Die brasilianische Bevölkerung, die ihr Schicksal in die Hände nehmen könnte, ist in Wirklichkeit eine unterwürfige Bevölkerung, die keine Erfahrung im revolutionären Kampf hat, wenn man einmal absieht von den isolierten Aufständen, die niedergeschlagen und liquidiert wurden, wie die Inconfidência Mineira (Minas-Verschwörung), Aufstand der Schneider, Krieg von Canudos, der Paulista-Aufstand von 1924, die Araguaia Guerilla und so weiter. Das waren alles regionale Revolten, getragen von den Menschen vor Ort, aber ohne die Unterstützung der Bevölkerung in anderen Landesteilen. Im Laufe der Geschichte war es einfach, die brasilianische Bevölkerung zu manipulieren, und ist es weiterhin, wegen der hier schon genannten Gründen und des fehlenden Klassen- und nationalen Bewusstseins.
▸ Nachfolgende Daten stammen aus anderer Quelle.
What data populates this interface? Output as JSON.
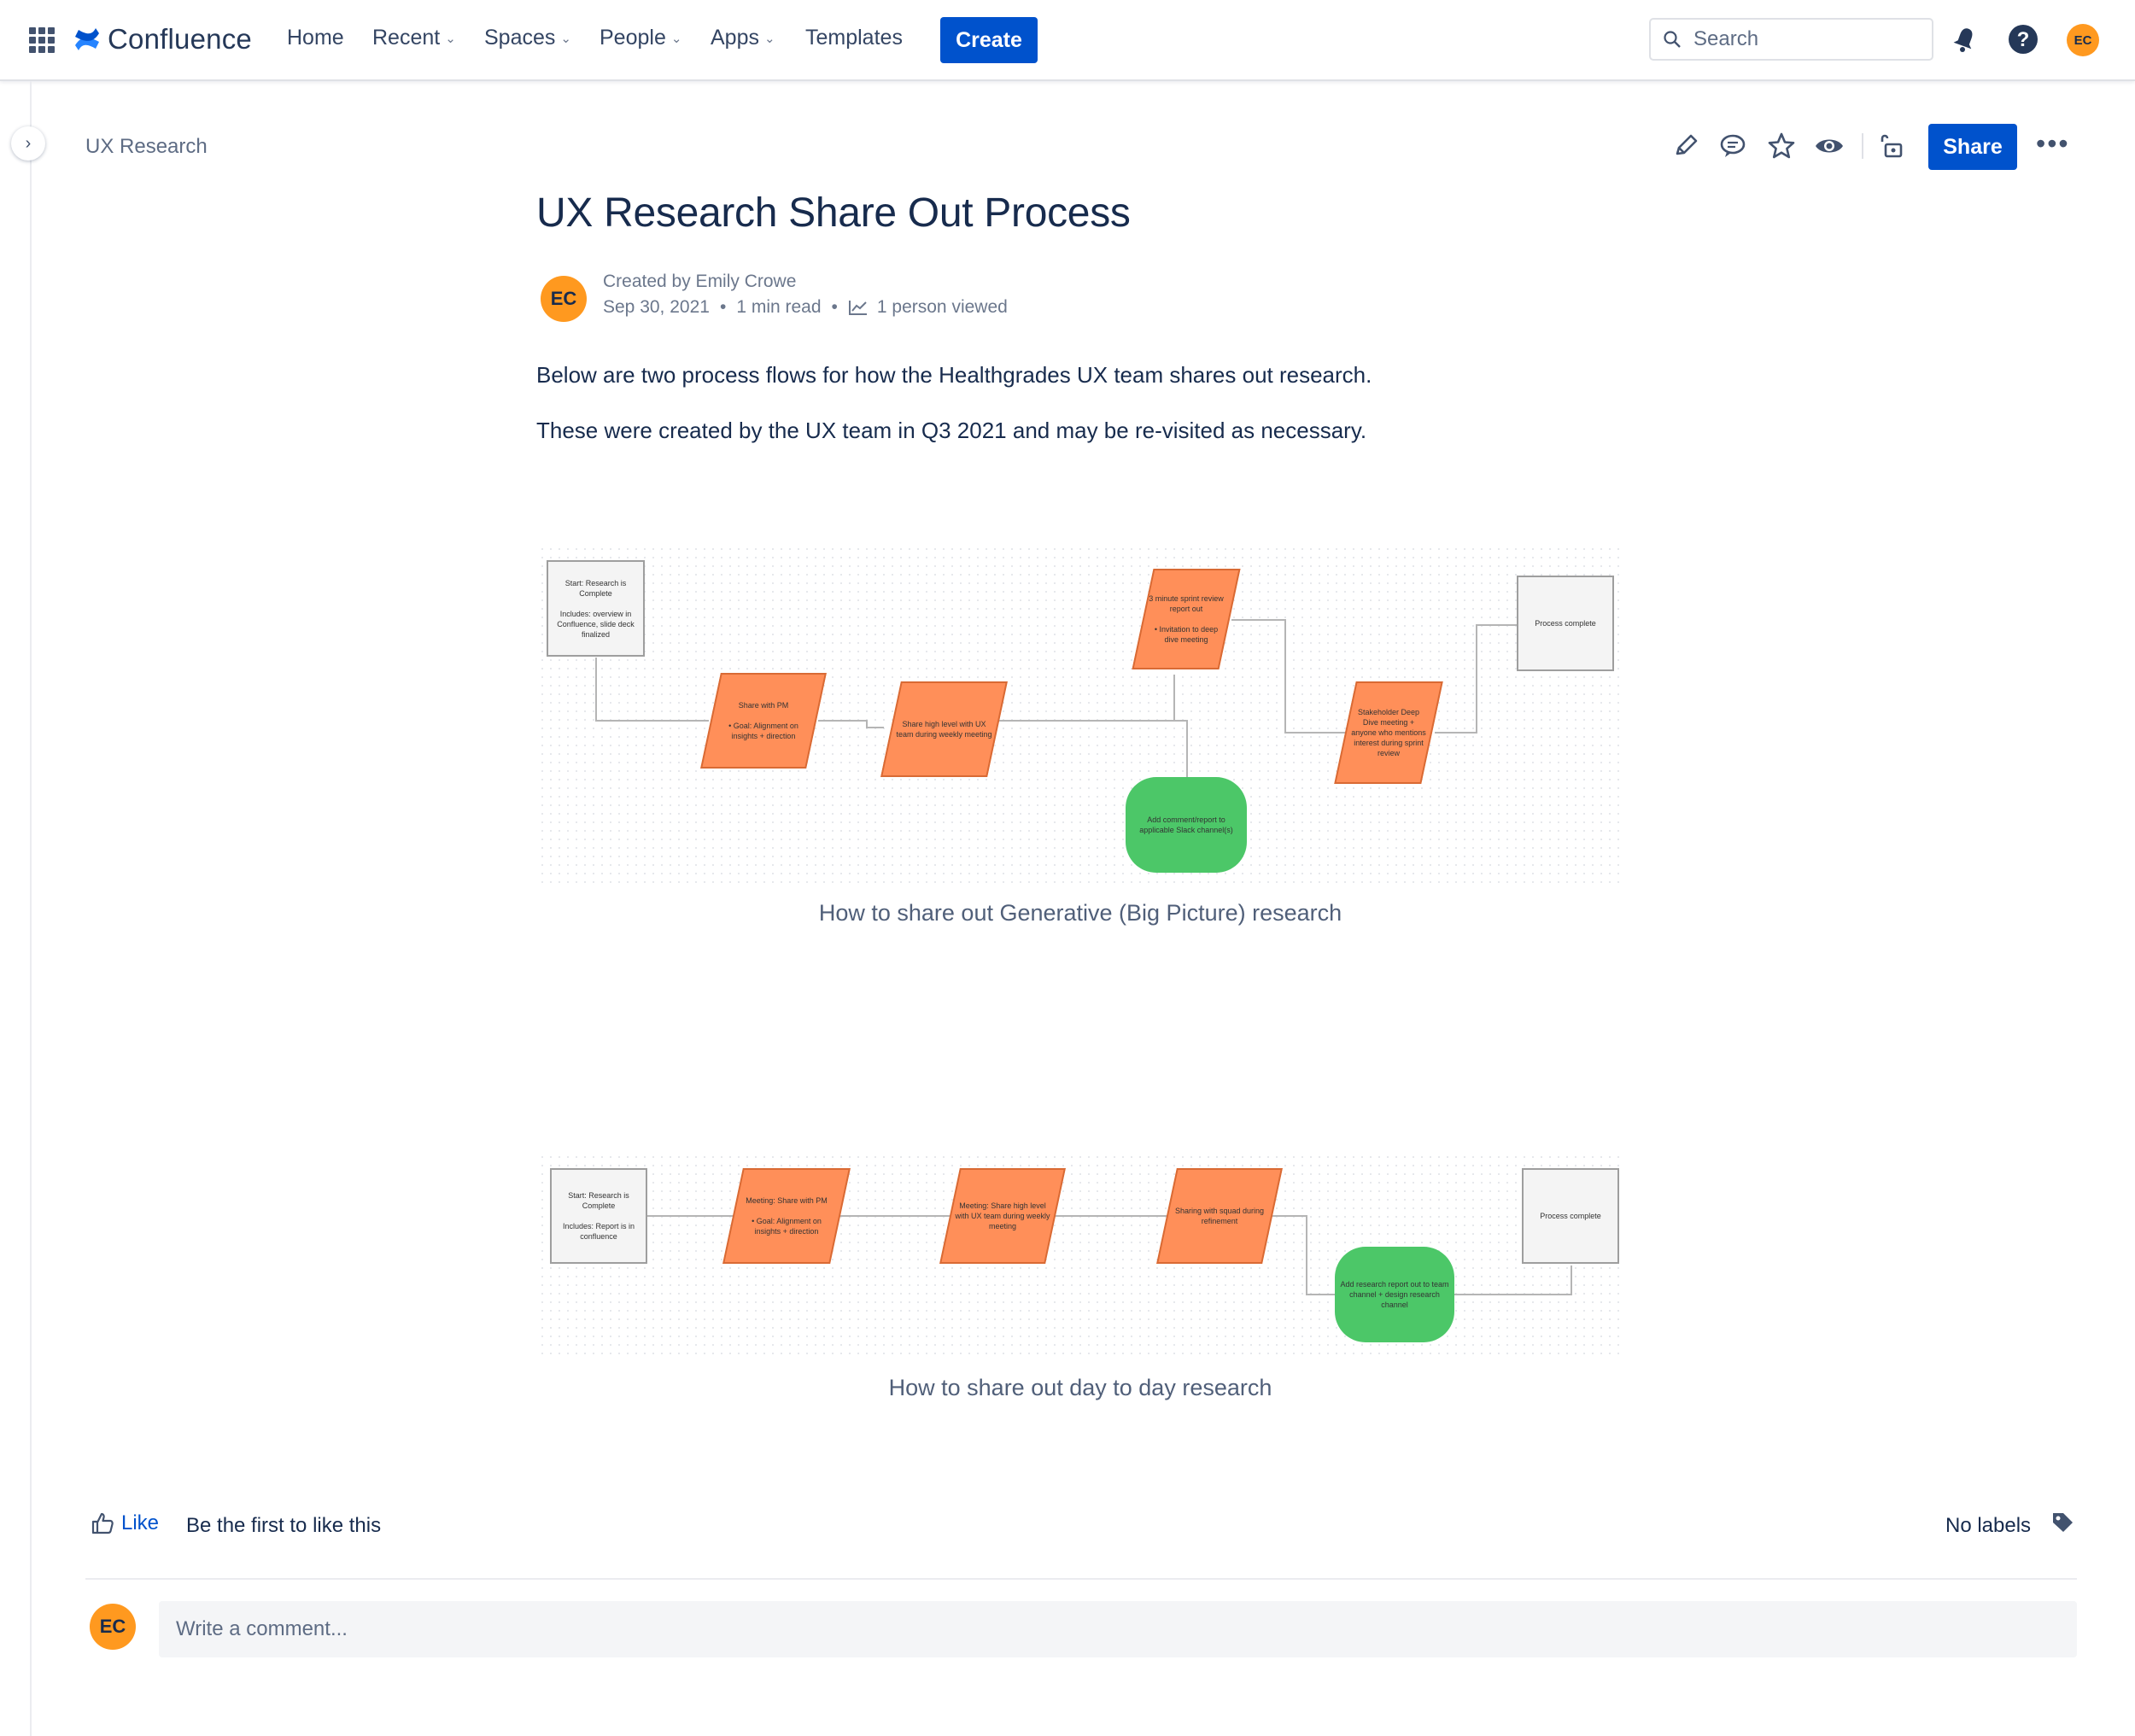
{
  "app": {
    "name": "Confluence"
  },
  "nav": {
    "items": [
      {
        "label": "Home",
        "dropdown": false
      },
      {
        "label": "Recent",
        "dropdown": true
      },
      {
        "label": "Spaces",
        "dropdown": true
      },
      {
        "label": "People",
        "dropdown": true
      },
      {
        "label": "Apps",
        "dropdown": true
      },
      {
        "label": "Templates",
        "dropdown": false
      }
    ],
    "create_label": "Create"
  },
  "search": {
    "placeholder": "Search"
  },
  "user": {
    "initials": "EC",
    "avatar_color": "#FF991F"
  },
  "breadcrumb": {
    "space": "UX Research"
  },
  "page_toolbar": {
    "icons": [
      "edit-icon",
      "comment-icon",
      "star-icon",
      "watch-icon",
      "restrictions-icon"
    ],
    "share_label": "Share",
    "more_label": "•••"
  },
  "page": {
    "title": "UX Research Share Out Process",
    "byline": {
      "created_by": "Created by Emily Crowe",
      "date": "Sep 30, 2021",
      "read_time": "1 min read",
      "views": "1 person viewed"
    },
    "paragraphs": [
      "Below are two process flows for how the Healthgrades UX team shares out research.",
      "These were created by the UX team in Q3 2021 and may be re-visited as necessary."
    ]
  },
  "diagrams": [
    {
      "caption": "How to share out Generative (Big Picture) research",
      "nodes": [
        {
          "id": "start",
          "shape": "grey",
          "text": "Start: Research is Complete\n\nIncludes: overview in Confluence, slide deck finalized"
        },
        {
          "id": "pm",
          "shape": "orange",
          "text": "Share with PM\n\n• Goal: Alignment on insights + direction"
        },
        {
          "id": "weekly",
          "shape": "orange",
          "text": "Share high level with UX team during weekly meeting"
        },
        {
          "id": "sprint",
          "shape": "orange",
          "text": "3 minute sprint review report out\n\n• Invitation to deep dive meeting"
        },
        {
          "id": "slack",
          "shape": "green",
          "text": "Add comment/report to applicable Slack channel(s)"
        },
        {
          "id": "deepdive",
          "shape": "orange",
          "text": "Stakeholder Deep Dive meeting + anyone who mentions interest during sprint review"
        },
        {
          "id": "done",
          "shape": "grey",
          "text": "Process complete"
        }
      ]
    },
    {
      "caption": "How to share out day to day research",
      "nodes": [
        {
          "id": "start",
          "shape": "grey",
          "text": "Start: Research is Complete\n\nIncludes: Report is in confluence"
        },
        {
          "id": "pm",
          "shape": "orange",
          "text": "Meeting: Share with PM\n\n• Goal: Alignment on insights + direction"
        },
        {
          "id": "weekly",
          "shape": "orange",
          "text": "Meeting: Share high level with UX team during weekly meeting"
        },
        {
          "id": "squad",
          "shape": "orange",
          "text": "Sharing with squad during refinement"
        },
        {
          "id": "channel",
          "shape": "green",
          "text": "Add research report out to team channel + design research channel"
        },
        {
          "id": "done",
          "shape": "grey",
          "text": "Process complete"
        }
      ]
    }
  ],
  "footer": {
    "like_label": "Like",
    "like_prompt": "Be the first to like this",
    "labels_text": "No labels",
    "comment_placeholder": "Write a comment..."
  },
  "colors": {
    "primary": "#0052CC",
    "orange_node": "#FF8F59",
    "green_node": "#4CC768",
    "grey_node": "#F4F4F4"
  }
}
Die Elite orientiert sich an ausländischen Werten und Verhaltensweisen, die sie glauben machen, nicht zum Land zu gehören. Die Mittelklasse identifiziert sich fälschlicherweise und komplexbehaftet mit der Elite, die sie ausbeutet. Die Mittelklasse ist die Feindin der armen Klasse, und die arme Klasse wird von allen niedergedrückt.
Sprachlose Linke
Gleichzeitig ist die brasilianische Linke gespalten und sprachlos. Sie schafft es nicht im mindesten, eine Oppositionsstrategie aufzubauen, sondern verharrt zusammenhanglos, uneinig, ist irgendwie naiv und verliert sich in Diskussion über Identitäts- und Genderfragen, statt den größten und gemeinsamen Feind zu bekämpfen: den ungebremsten neoliberalen Kapitalismus und den Verlust von Arbeitnehmer*innenrechten. Einmal mehr erweist sich die brasilianische Linke als zu schwach. (Warum wird eigentlich immer wieder so getan, als ob ich Genderfragen und gemeinsamer Kampf gegen den neoliberalen Kapitalismus ausschließen würden, ich finde, dass sich beides gegenseitig bedingt – d. Säz.)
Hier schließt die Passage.